BookmarkSubscribeRSS Feed
🔒 This topic is solved and locked. Need further help from the community? Please sign in and ask a new question.

Hi All,

 

Below is a PROC SQL query that is surprising me.  It has a many-to-one join of two subqueries a and b, and then uses a group by clause to aggregate the result.

 

data have ;
  input id1 id2 x y ;
  cards ;
1 1 10 100
1 2 20 200
2 1 30 300
2 2 40 400
 ;
quit ;

proc sql ;
  select
    a.id1
   ,sum(max_x) as blah
   ,max_y  /*this causes remerging in 9.4 but not 9.3! */  /*if change to max_y as max_y in 9.4, it won't remerge! */
  from
    (select id1,max(x) as max_x
     from have
     group by id1,id2
     ) as a
  ,(select id1,max(y) as max_y
     from have
     group by id1
     ) as b
  where a.id1=b.id1
  group by a.id1
   ;
quit ;

 

 

Observations:

  1. When I run the code in 9.3, it does not trigger remerging, and the output is two rows.
  2. When I run the code in 9.4M3, it does trigger remerging, and the output is four rows.
  3. When I run the code in 9.4M3, if I change the first select statement from ",max_y" to ",max_y as max_y" it does NOT trigger remerging (and output is two rows, like 9.3).

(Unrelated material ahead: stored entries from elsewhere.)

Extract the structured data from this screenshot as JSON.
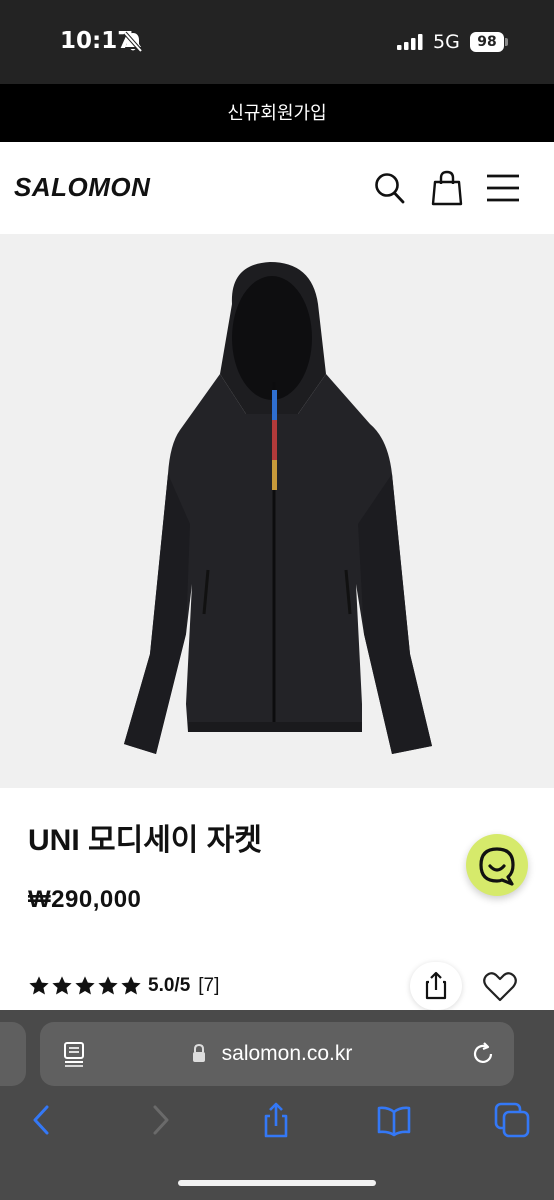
{
  "status_bar": {
    "time": "10:17",
    "network": "5G",
    "battery": "98",
    "icons": [
      "bell-slash-icon",
      "signal-icon"
    ]
  },
  "banner": {
    "signup_label": "신규회원가입"
  },
  "header": {
    "logo": "SALOMON",
    "icons": [
      "search-icon",
      "shopping-bag-icon",
      "menu-icon"
    ]
  },
  "product": {
    "image": "black-hooded-jacket",
    "title": "UNI 모디세이 자켓",
    "price": "₩290,000",
    "rating": {
      "stars": 5,
      "max_stars": 5,
      "text": "5.0/5",
      "review_count": "[7]"
    }
  },
  "actions": {
    "icons": [
      "chat-icon",
      "share-icon",
      "heart-icon"
    ],
    "chat_color": "#d6ea6b"
  },
  "browser": {
    "address": "salomon.co.kr",
    "icons": [
      "reader-icon",
      "lock-icon",
      "reload-icon",
      "back-icon",
      "forward-icon",
      "share-icon",
      "bookmarks-icon",
      "tabs-icon"
    ],
    "accent": "#3478f6"
  }
}
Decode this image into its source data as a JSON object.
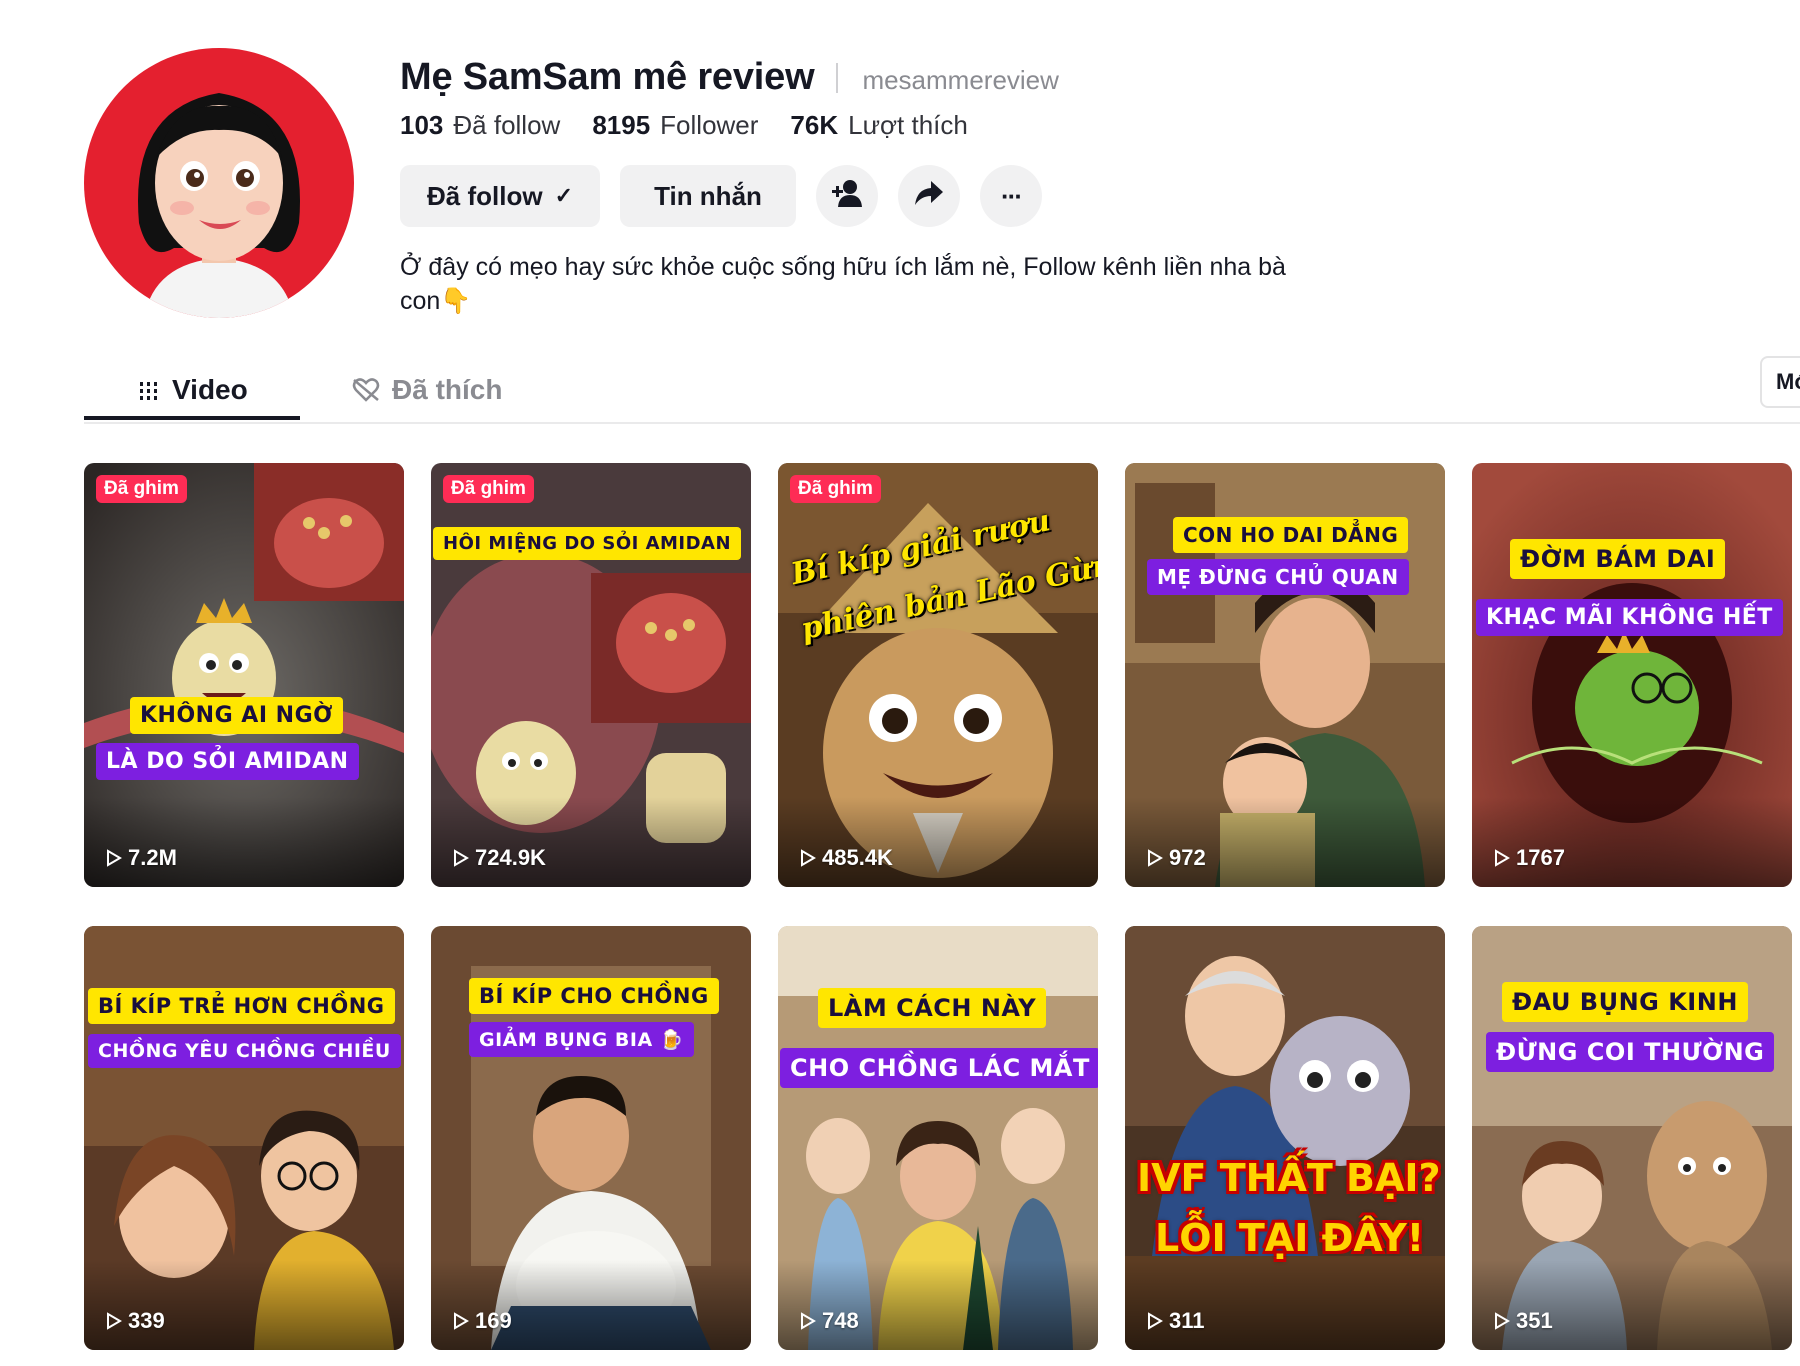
{
  "profile": {
    "name": "Mẹ SamSam mê review",
    "handle": "mesammereview",
    "stats": [
      {
        "value": "103",
        "label": "Đã follow"
      },
      {
        "value": "8195",
        "label": "Follower"
      },
      {
        "value": "76K",
        "label": "Lượt thích"
      }
    ],
    "bio": "Ở đây có mẹo hay sức khỏe cuộc sống hữu ích lắm nè, Follow kênh liền nha bà con👇"
  },
  "actions": {
    "following_label": "Đã follow",
    "following_check": "✓",
    "message_label": "Tin nhắn",
    "more_label": "···"
  },
  "tabs": [
    {
      "label": "Video",
      "icon": "grid-icon",
      "active": true
    },
    {
      "label": "Đã thích",
      "icon": "heart-hidden-icon",
      "active": false
    }
  ],
  "sort_button_label": "Mới",
  "pinned_label": "Đã ghim",
  "colors": {
    "accent": "#fe2c55",
    "caption_yellow": "#ffe600",
    "caption_purple": "#7d1fe0"
  },
  "videos": [
    {
      "pinned": true,
      "views": "7.2M",
      "captions": [
        "KHÔNG AI NGỜ",
        "LÀ DO SỎI AMIDAN"
      ]
    },
    {
      "pinned": true,
      "views": "724.9K",
      "captions": [
        "HÔI MIỆNG DO SỎI AMIDAN"
      ]
    },
    {
      "pinned": true,
      "views": "485.4K",
      "captions": [
        "Bí kíp giải rượu",
        "phiên bản Lão Gừng"
      ]
    },
    {
      "pinned": false,
      "views": "972",
      "captions": [
        "CON HO DAI DẲNG",
        "MẸ ĐỪNG CHỦ QUAN"
      ]
    },
    {
      "pinned": false,
      "views": "1767",
      "captions": [
        "ĐỜM BÁM DAI",
        "KHẠC MÃI KHÔNG HẾT"
      ]
    },
    {
      "pinned": false,
      "views": "339",
      "captions": [
        "BÍ KÍP TRẺ HƠN CHỒNG",
        "CHỒNG YÊU CHỒNG CHIỀU"
      ]
    },
    {
      "pinned": false,
      "views": "169",
      "captions": [
        "BÍ KÍP CHO CHỒNG",
        "GIẢM BỤNG BIA 🍺"
      ]
    },
    {
      "pinned": false,
      "views": "748",
      "captions": [
        "LÀM CÁCH NÀY",
        "CHO CHỒNG LÁC MẮT"
      ]
    },
    {
      "pinned": false,
      "views": "311",
      "captions": [
        "IVF THẤT BẠI?",
        "LỖI TẠI ĐÂY!"
      ]
    },
    {
      "pinned": false,
      "views": "351",
      "captions": [
        "ĐAU BỤNG KINH",
        "ĐỪNG COI THƯỜNG"
      ]
    }
  ]
}
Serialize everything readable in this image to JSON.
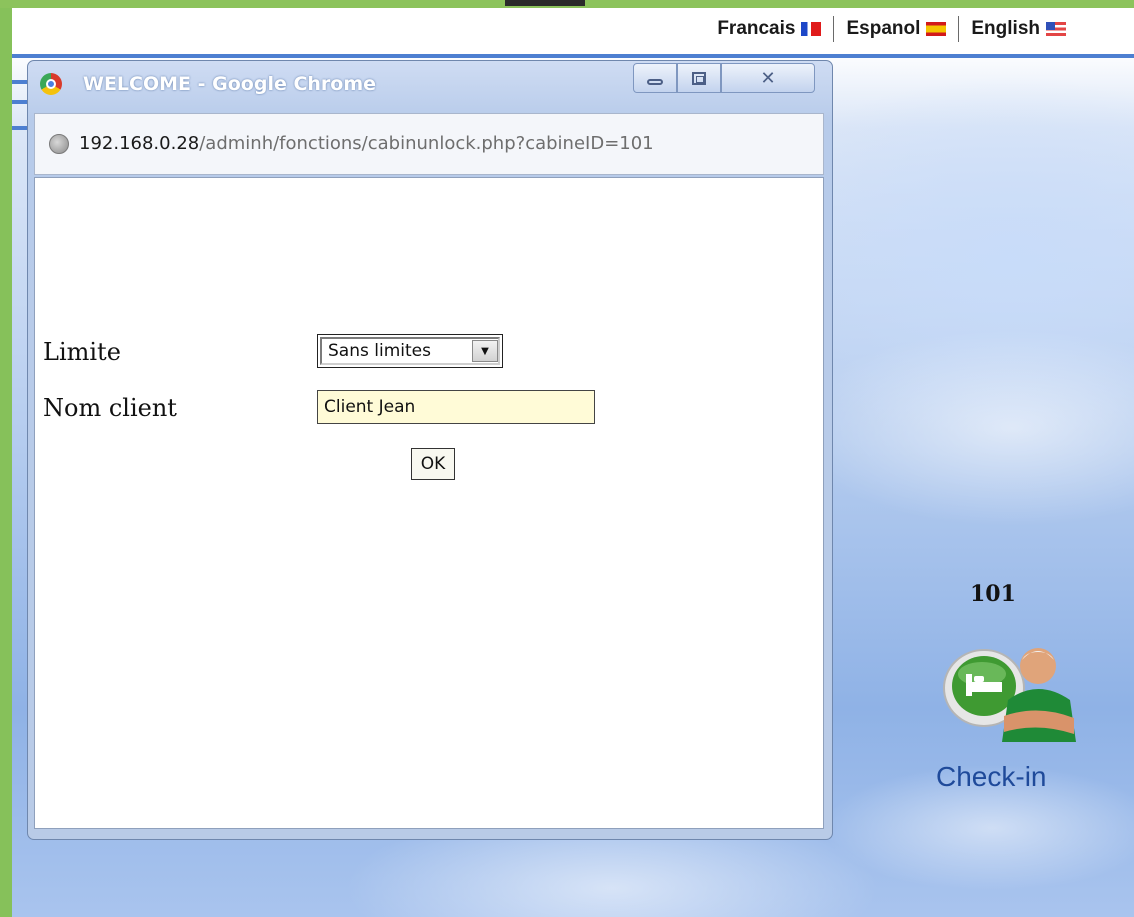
{
  "language_bar": {
    "items": [
      {
        "label": "Francais",
        "flag_icon": "france-flag-icon"
      },
      {
        "label": "Espanol",
        "flag_icon": "spain-flag-icon"
      },
      {
        "label": "English",
        "flag_icon": "usa-flag-icon"
      }
    ]
  },
  "popup": {
    "title": "WELCOME - Google Chrome",
    "url_host": "192.168.0.28",
    "url_path": "/adminh/fonctions/cabinunlock.php?cabineID=101",
    "form": {
      "limite_label": "Limite",
      "limite_value": "Sans limites",
      "nom_client_label": "Nom client",
      "nom_client_value": "Client Jean",
      "ok_label": "OK"
    }
  },
  "cabin": {
    "number": "101",
    "action_label": "Check-in"
  },
  "colors": {
    "accent_green": "#8cc35c",
    "link_blue": "#1f4a9a",
    "input_bg": "#fffbd7",
    "nav_line": "#4d7fd1"
  }
}
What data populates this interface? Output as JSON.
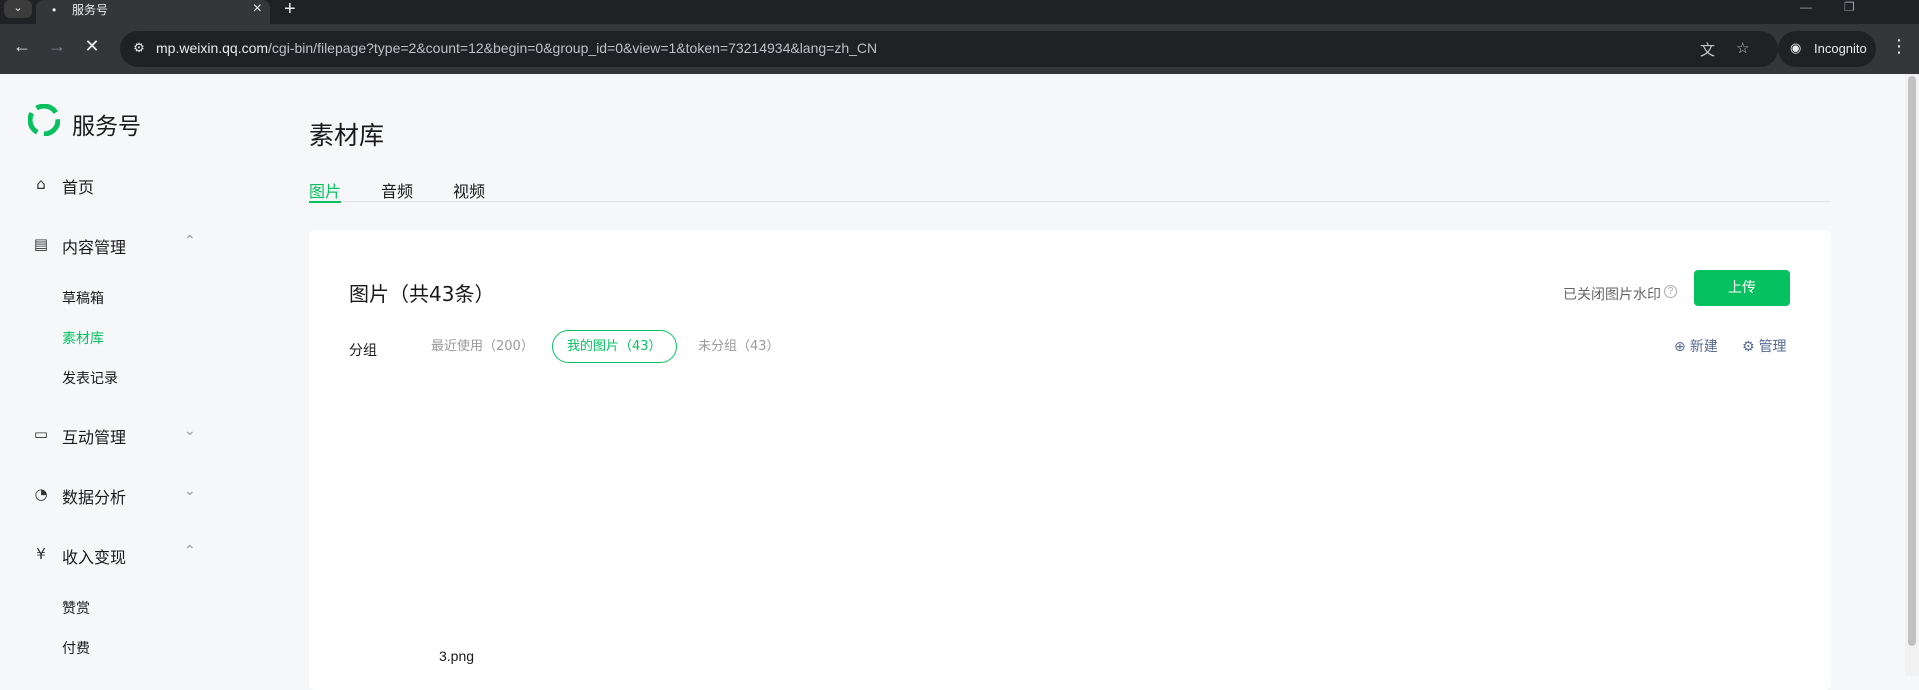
{
  "browser": {
    "tab_title": "服务号",
    "url_host": "mp.weixin.qq.com",
    "url_path": "/cgi-bin/filepage?type=2&count=12&begin=0&group_id=0&view=1&token=73214934&lang=zh_CN",
    "incognito_label": "Incognito"
  },
  "sidebar": {
    "brand": "服务号",
    "home": "首页",
    "content_mgmt": "内容管理",
    "content_sub": [
      "草稿箱",
      "素材库",
      "发表记录"
    ],
    "interaction": "互动管理",
    "analytics": "数据分析",
    "monetize": "收入变现",
    "monetize_sub": [
      "赞赏",
      "付费"
    ]
  },
  "main": {
    "title": "素材库",
    "tabs": [
      "图片",
      "音频",
      "视频"
    ],
    "card_title": "图片（共43条）",
    "watermark": "已关闭图片水印",
    "upload": "上传",
    "group_label": "分组",
    "groups": [
      "最近使用（200）",
      "我的图片（43）",
      "未分组（43）"
    ],
    "new_label": "新建",
    "manage_label": "管理",
    "file_name": "3.png"
  },
  "colors": {
    "accent": "#07c160",
    "link": "#576b95"
  }
}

I think I can convince myself that returning four rows is correct (since there is no excplicit aggregate function, even though the data were already aggregated on the second subquery).  Would that suggest that this was a bug in 9.3 not to remerge? 

 

I can't imagine why adding "as max_y" would cause 9.4M3 to decide NOT to remerge.  But it makes me wonder if in SAS SQL not remerging is actually the "correct" behavior.  i.e., is the SAS SQL compiler supposed to be smart enough to see that the max_y has already been aggregated to the appropriate level?

 

Thanks,

--Q.

BASUG is hosting free webinars Next up: Mike Sale presenting Data Warehousing with SAS April 10 at noon ET. Register now at the Boston Area SAS Users Group event page: https://www.basug.org/events.
1 ACCEPTED SOLUTION

Accepted Solutions
Quentin
Super User

Hi All,

 

I heard back from tech support.  My expectation/hope was incorrect; they agreed with the expectations of @PGStats.

 

Per tech support, all six of the scenarios I posted should remerge.  So regardless of whether using subqueries / views / interim tables, and regardless of whether or not you use an alias, it should remerge. 

 

The remerging rule is straight-forward: "This note is generated when a column, listed on the select clause, is not being used in a summary function and the column is not listed on the GROUP BY clause."  http://support.sas.com/techsup/notes/v8/4/308.html

 

So there is a bug  in 9.3 that the subquery and view approach do not remerge.  This bug was fixed in 9.4, so that they do remerge.

 

There is a different bug in 9.4 such that if you use an alias ("as") on the SELECT clause, or a format, it will not remerge.  They will add a TS note about this bug.

 

Thanks all for the help in understanding what is happening.

 

--Q.

BASUG is hosting free webinars Next up: Mike Sale presenting Data Warehousing with SAS April 10 at noon ET. Register now at the Boston Area SAS Users Group event page: https://www.basug.org/events.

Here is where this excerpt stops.